The paper describes how police officers have responded to this upward trend of complaints, drawing on a variety of ethnographic observations between 2014 and 2017. Roughly 90% of dispatches for homeless complaints were resolved with move-along orders rather than citations or arrests, which resulted in “constant churning of homelessness in public space.” When arrests were made, they were most commonly used to clear properties of homeless individuals. Another common response by the police was to redirect the homeless problem to another agency by calling ambulances, directing individuals to social services, or working with sanitation authorities—a process the paper calls “bureaucratic shuffling.” Police officers generally viewed policing of the homeless as a misplaced priority that should be handled by other agencies.

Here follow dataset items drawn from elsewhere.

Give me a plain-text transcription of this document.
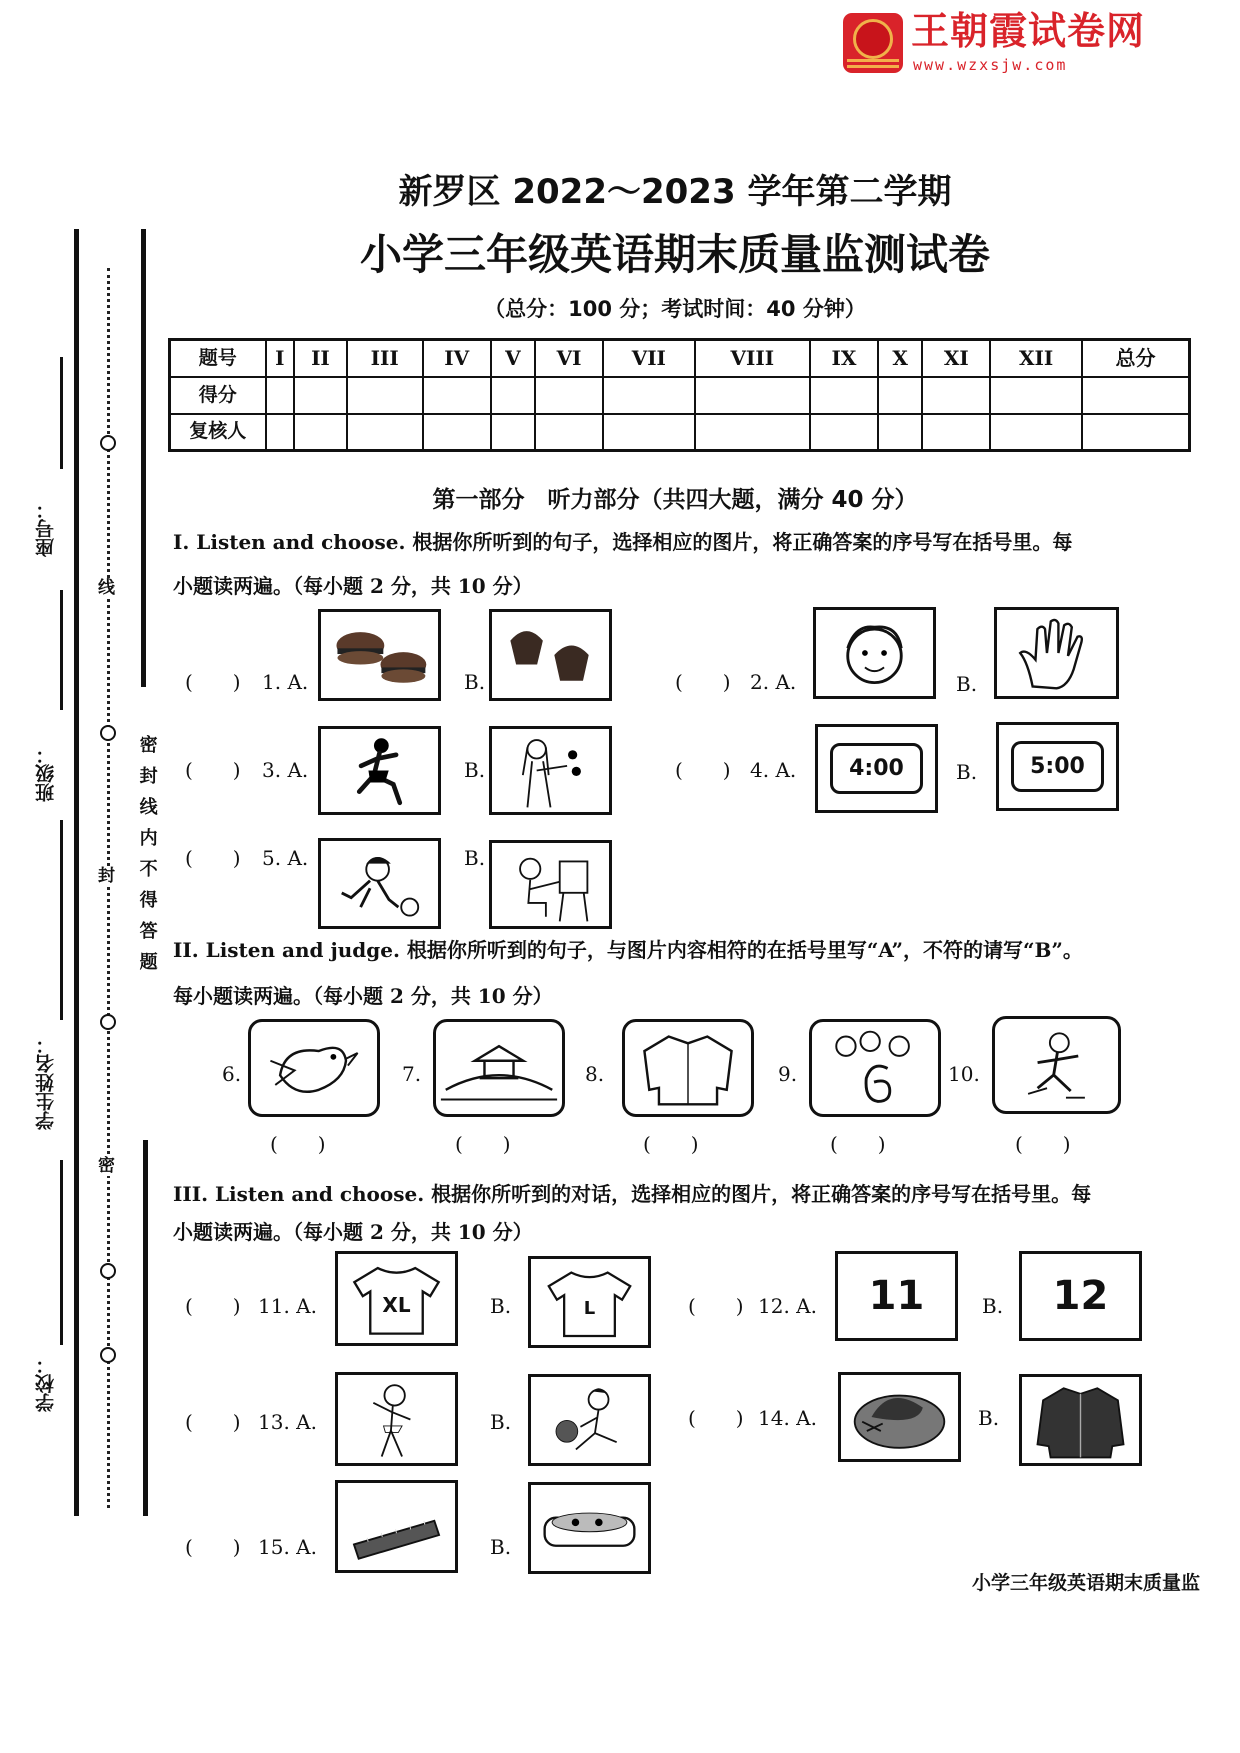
王朝霞试卷网
www.wzxsjw.com
线
封
密
密封线内不得答题
座号：
班级：
学生姓名：
学校：
新罗区 2022～2023 学年第二学期
小学三年级英语期末质量监测试卷
（总分：100 分；考试时间：40 分钟）
题号	I	II	III	IV	V	VI	VII	VIII	IX	X	XI	XII	总分
得分													
复核人													
第一部分　听力部分（共四大题，满分 40 分）
I. Listen and choose. 根据你所听到的句子，选择相应的图片，将正确答案的序号写在括号里。每
小题读两遍。（每小题 2 分，共 10 分）
(　　) 1. A.	B.	(　　) 2. A.	B.
(　　) 3. A.	B.	(　　) 4. A.	4:00	B.	5:00
(　　) 5. A.	B.
II. Listen and judge. 根据你所听到的句子，与图片内容相符的在括号里写“A”，不符的请写“B”。
每小题读两遍。（每小题 2 分，共 10 分）
6.	7.	8.	9.	10.
(　　)	(　　)	(　　)	(　　)	(　　)
III. Listen and choose. 根据你所听到的对话，选择相应的图片，将正确答案的序号写在括号里。每
小题读两遍。（每小题 2 分，共 10 分）
(　　) 11. A.	XL	B.	L	(　　) 12. A. 11	B. 12
(　　) 13. A.	B.	(　　) 14. A.	B.
(　　) 15. A.	B.
小学三年级英语期末质量监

Finally, drawing on data from a community-based survey of 351 homeless individuals in San Francisco, the author details how complaint-oriented policing produces a process of pervasive penalty that prolongs homelessness, increases conflict among vulnerable people, and disorganizes already chaotic lives. Sixty-nine percent of all respondents had been cited by police in the past year, and over 60% could not pay their most recent citation. Failing to pay a citation resulted in a further $300 assessment, revocation of a driver’s license, and a bench warrant issued for arrest, all of which can negatively impact people’s credit and create barriers to accessing services, housing, and employment. The author also noted that policing created pressure among the homeless to keep encampments small, which created continual interpersonal conflict among homeless individuals looking for safe spaces.

The author argues that reducing the criminalization of homelessness will require new policy approaches, given the prominence of complaint-oriented policing. The wide distribution of power to mobilize policing through caller complaints may require deep structural changes, and anti-homeless laws demand a critical look. The prevalence of complaint-oriented policing also highlights the need for more proactive and extensive policies that support public health services, social services, and housing.